I've signed up for nutrition coaching with one of my favorite bloggers, Jenna Carelli of Crazy Healthy Fit. My decision to work with a coach should (and probably will) be a different post, but it boils down to taking action to reach the goals that I want to achieve. But on October 31, 2015, I had not achieved those aesthetic goals but I still put on my costume, was happy with my overall appearance, and felt confident. And for that I thank CrossFit.
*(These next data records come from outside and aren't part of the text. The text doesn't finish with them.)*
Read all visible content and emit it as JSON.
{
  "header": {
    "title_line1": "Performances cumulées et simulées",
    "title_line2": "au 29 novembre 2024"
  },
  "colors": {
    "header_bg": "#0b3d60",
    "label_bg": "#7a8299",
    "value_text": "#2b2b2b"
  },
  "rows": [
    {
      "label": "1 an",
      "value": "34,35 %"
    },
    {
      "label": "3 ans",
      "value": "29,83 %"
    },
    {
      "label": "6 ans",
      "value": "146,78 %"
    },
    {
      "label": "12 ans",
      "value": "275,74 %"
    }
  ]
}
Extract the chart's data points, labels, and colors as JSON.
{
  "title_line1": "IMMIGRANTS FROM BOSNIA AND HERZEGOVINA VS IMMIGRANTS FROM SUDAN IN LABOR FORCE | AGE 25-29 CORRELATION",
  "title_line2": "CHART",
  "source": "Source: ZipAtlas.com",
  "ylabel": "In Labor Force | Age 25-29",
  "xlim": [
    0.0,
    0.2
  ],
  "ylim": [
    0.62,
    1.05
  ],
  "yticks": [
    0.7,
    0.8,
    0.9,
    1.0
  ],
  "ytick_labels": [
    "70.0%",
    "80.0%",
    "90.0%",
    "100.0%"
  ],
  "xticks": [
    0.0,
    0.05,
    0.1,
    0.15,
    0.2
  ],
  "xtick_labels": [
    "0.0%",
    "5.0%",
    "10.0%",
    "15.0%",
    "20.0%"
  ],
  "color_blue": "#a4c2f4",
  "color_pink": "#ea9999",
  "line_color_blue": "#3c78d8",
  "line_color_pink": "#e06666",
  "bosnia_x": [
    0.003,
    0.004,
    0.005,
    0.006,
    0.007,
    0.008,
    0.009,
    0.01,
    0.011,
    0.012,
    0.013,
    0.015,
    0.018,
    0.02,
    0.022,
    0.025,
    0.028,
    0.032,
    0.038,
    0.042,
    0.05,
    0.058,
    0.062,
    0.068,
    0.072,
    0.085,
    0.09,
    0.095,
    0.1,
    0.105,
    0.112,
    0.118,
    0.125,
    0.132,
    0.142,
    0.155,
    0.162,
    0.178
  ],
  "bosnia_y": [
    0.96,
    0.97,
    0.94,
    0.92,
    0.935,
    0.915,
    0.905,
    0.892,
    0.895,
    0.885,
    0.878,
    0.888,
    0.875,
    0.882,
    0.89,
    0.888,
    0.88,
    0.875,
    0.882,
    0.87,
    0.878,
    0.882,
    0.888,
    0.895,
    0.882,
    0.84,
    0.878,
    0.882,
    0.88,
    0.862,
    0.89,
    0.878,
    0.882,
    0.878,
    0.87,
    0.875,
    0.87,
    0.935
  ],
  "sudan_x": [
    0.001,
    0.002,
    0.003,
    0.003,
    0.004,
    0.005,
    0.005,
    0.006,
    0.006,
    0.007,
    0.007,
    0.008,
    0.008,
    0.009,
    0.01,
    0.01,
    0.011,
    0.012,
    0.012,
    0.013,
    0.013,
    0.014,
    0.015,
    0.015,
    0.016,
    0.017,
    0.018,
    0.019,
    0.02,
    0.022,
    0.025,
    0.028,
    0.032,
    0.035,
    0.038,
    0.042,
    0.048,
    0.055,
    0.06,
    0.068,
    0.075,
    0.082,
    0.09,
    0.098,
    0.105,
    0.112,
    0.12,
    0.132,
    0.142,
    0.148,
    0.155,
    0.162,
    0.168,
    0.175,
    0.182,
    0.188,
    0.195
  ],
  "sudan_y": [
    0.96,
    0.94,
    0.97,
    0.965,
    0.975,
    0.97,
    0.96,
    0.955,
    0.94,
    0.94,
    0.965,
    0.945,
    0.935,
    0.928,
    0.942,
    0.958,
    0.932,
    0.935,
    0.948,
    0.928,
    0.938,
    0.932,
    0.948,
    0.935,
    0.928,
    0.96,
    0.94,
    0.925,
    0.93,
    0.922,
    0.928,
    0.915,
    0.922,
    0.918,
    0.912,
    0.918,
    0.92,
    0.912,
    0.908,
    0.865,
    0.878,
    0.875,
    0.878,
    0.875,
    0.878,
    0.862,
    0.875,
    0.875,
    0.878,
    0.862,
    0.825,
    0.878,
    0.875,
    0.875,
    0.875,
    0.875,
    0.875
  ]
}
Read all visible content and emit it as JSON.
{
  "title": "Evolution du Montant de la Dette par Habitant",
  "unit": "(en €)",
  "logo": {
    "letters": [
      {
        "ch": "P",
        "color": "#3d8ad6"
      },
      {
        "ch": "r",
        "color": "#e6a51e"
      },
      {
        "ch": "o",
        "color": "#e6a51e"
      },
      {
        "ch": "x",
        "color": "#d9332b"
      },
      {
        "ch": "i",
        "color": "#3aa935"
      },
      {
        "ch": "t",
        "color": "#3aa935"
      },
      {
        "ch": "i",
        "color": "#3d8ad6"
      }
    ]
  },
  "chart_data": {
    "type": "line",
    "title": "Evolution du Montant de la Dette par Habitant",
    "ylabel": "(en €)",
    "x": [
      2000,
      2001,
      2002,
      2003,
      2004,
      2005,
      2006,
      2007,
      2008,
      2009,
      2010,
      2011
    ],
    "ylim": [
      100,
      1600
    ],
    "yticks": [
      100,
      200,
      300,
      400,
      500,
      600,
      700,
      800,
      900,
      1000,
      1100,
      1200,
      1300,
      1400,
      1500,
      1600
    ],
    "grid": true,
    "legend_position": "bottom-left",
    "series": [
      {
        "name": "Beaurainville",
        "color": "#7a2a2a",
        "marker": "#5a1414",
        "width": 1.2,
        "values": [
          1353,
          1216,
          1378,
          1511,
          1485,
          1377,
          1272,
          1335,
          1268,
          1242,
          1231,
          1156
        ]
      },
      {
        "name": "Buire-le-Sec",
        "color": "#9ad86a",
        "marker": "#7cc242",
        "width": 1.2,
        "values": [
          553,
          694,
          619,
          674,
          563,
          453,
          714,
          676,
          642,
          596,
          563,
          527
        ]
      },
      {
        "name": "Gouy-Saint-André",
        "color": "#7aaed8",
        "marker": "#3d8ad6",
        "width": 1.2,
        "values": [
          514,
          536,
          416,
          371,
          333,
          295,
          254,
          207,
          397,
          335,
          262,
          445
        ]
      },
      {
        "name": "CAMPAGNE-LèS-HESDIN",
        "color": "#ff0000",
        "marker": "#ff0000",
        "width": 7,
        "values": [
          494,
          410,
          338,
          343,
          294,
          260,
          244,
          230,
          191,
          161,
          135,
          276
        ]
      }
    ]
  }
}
Annual slutty outfit day (or week depending on where you live) has not always been my favorite day. I fucking love theme parties and was pretty much thrilled that I went to a college that believed you should host a minimum of three per weekend. But I've also found myself freaking out that I had binge ate and needed to squeeze my ass into some knockoff porn outfit that was designed to fit tween proportions. I definitely threw up like $60 worth of Whole Foods the Saturday of senior year Halloween week because I got convinced to go to Psi U's Halloween party and I felt like I wouldn't look good in my sexy lion costume if I didn't purge. That entire sentence is insanity. And I'd be lying if I didn't admit that I still have days when that type of behavior makes sense, but I stop myself because I know I won't train well if I start doing crazy things with food.

I make better decisions because of CrossFit. So some people might think it's insane to wake up at 5 to get to the gym before work. Others think that CrossFit is a cult. And many more haters uninformed people who have yet to discover the joys of CrossFit think it's dangerous. But at the end of the day, CrossFit makes my life a better and safer place. One where I never have to wear pants.